El don de los vecinos
Si me repito ustedes me perdonarán, pero me gusta hablar aquí de mis buenos vecinos, y creo que me he referido a ellos en alguna ocasión. Escucho cosas pavorosas de otra gente en sus respectivas escaleras, y yo misma crecí en una especie de infierno de bloque. Por eso agradezco mucho la paz, las buenas maneras y el interés mutuo. En mi zaguán se montan tertulias de vecindad, fiestas navideñas. Influye en ello que Neus, la institución que controla el buen funcionamiento de la finca, es una amiga por encima de todo, y una amiga de todos. Más que portera o conserje: un alma buena y una mente rápida. Ha convertido su lugar de trabajo, la portería, en un agradable rincón de lectura, con una silla que le va bien para la espalda, una mesita, un flexo, una estufa para el invierno y, siempre, libros; un libro tras otro. Los ocupantes de la casa desfilamos ante ella. Con peticiones o por el simple placer de charlar. Para contarle nuestras cuitas -que ya conoce, aunque calle discretamente- o para pedirle consejo.
"Es una finca con tradición y solera. Somos la expresión de la convivencia"
Todo esto crea vínculos. Llegué a este piso hace doce años. Cuando entré apenas había niños en la finca, y además mi llegada propició el que se marcharan las dos pequeñas de la familia que me vendió el piso. Al poco de venirme a vivir aquí, la escalera empezó a fertilizarse. Los viejitos se fueron a donde sea que vamos todos cuando el escalón final queda a nuestras espaldas, los adultos se hicieron mayores y los jóvenes tuvieron y siguen teniendo hijos: nuevos inquilinos traen también sangre nueva. Entre todos los críos alegran los días normales con sus idas y venidas y sus juegos, y en fechas señaladas también nos nutren con su vivacidad. Se pone el árbol navideño en el zaguán porque lo instalan ellos, con la ayuda de Neus, el alma del edificio, y la escenificación de la dicha posada -con sus días previos de ensayos, jaleo y discusiones infantiles- no solo hace que recordemos a Edurne sino que renueva entre nosotros, sin que nos lo digamos, los vínculos de buena vecindad.
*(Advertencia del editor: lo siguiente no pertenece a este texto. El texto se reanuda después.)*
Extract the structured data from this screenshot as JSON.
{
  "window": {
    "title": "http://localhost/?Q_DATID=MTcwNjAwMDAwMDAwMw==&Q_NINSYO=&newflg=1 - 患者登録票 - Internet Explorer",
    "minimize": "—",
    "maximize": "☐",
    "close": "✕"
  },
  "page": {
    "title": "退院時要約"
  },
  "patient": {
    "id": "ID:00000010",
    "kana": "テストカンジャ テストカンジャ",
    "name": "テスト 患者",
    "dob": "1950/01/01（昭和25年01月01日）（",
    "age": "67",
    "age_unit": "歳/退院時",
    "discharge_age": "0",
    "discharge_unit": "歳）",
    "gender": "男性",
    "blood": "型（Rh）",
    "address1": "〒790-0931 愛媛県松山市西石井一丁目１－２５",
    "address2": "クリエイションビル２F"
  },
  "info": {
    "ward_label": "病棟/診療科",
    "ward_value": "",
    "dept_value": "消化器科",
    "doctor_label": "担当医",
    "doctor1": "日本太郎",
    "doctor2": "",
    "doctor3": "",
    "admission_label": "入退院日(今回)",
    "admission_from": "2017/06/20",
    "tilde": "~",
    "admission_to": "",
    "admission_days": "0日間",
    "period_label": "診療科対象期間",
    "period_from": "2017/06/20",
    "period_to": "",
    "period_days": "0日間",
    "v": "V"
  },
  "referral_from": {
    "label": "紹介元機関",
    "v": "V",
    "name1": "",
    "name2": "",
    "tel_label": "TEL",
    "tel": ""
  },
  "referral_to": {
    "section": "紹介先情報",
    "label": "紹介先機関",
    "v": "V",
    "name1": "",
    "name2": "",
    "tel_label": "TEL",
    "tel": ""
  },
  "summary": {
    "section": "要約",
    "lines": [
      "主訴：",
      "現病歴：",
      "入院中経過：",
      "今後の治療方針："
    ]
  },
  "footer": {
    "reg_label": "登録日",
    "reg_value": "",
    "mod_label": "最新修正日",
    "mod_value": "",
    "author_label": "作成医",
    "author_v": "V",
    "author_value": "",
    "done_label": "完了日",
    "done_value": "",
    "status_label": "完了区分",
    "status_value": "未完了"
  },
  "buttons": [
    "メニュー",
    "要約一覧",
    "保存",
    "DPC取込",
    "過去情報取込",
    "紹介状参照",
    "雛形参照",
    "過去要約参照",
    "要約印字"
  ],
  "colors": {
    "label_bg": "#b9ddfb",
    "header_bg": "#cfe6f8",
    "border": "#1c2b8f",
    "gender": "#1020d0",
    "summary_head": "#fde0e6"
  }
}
Esta es una casa que cuidamos mucho y que es muy hermosa, porque su arquitecto, el gran talento modernista Manuel Sayrach, dejó aquí muchas huellas del amor que sentía por su esposa Montserrat, muerta prematuramente. Viven aquí, o en la finca de al lado -la aristocrática Casa Sayrach-, muchos de sus descendientes, y los que no, acuden a menudo a ver a sus parientes. Es una finca con vida, con tradición y con solera detrás. No hay día en que no sienta sobre mi espíritu el beneficioso influjo que esa Catalunya culta y sosegada ejerce sobre mis caóticos y también enriquecedores orígenes. Somos, de alguna forma, la expresión de la convivencia. Catalanes de pura cepa casados con cordobesas fetén, y un largo etcétera. Tenemos vecinos japoneses y, aún más antiguos, alemanes. No sigo para no cansarles.
La buena vecindad, como es natural, se amplía más allá de la finca. Un buen cava tomado en compañía de Rosa y Juanjo, propietarios de la óptica Micromega, sabe mejor entre gafas de diseño veneciano y charlas amistosas; un "¡Pere!", gritado por teléfono al dueño de la granja-bar de al lado, le avisa de que he dejado algo mal en casa y de que se lo diga a Neus, que casualmente está desconectada, y además refuerza la seguridad de que siempre habrá alguien echando una mano. Jordi e Inma, los farmacéuticos, cuidan de mi salud. A diario les veo, sobre todo a él, que tiene santa paciencia, conferenciar sobre achaques y enfermedades con gente del barrio que le tiene confianza desde hace años, y que ha ido haciéndose muy pero que muy mayor sin perder sus atentos cuidados.
Vemos cerrar tiendas en nuestro terreno, y eso nos duele; decaer quioscos de prensa, y eso aún es peor. También vemos llegar a jóvenes emprendedores que abren negocios innovadores que atraen a nuevos clientes, y eso nos da esperanza.
No sé si este artículo se la dará a ustedes pero tal es mi intención. Empieza un año y hay que hacerse fuerte. Atrincherarse entre los afectos cercanos sin por ello dejar de compartir ni de tender la mano. Pero la espalda... Lo menos fría posible.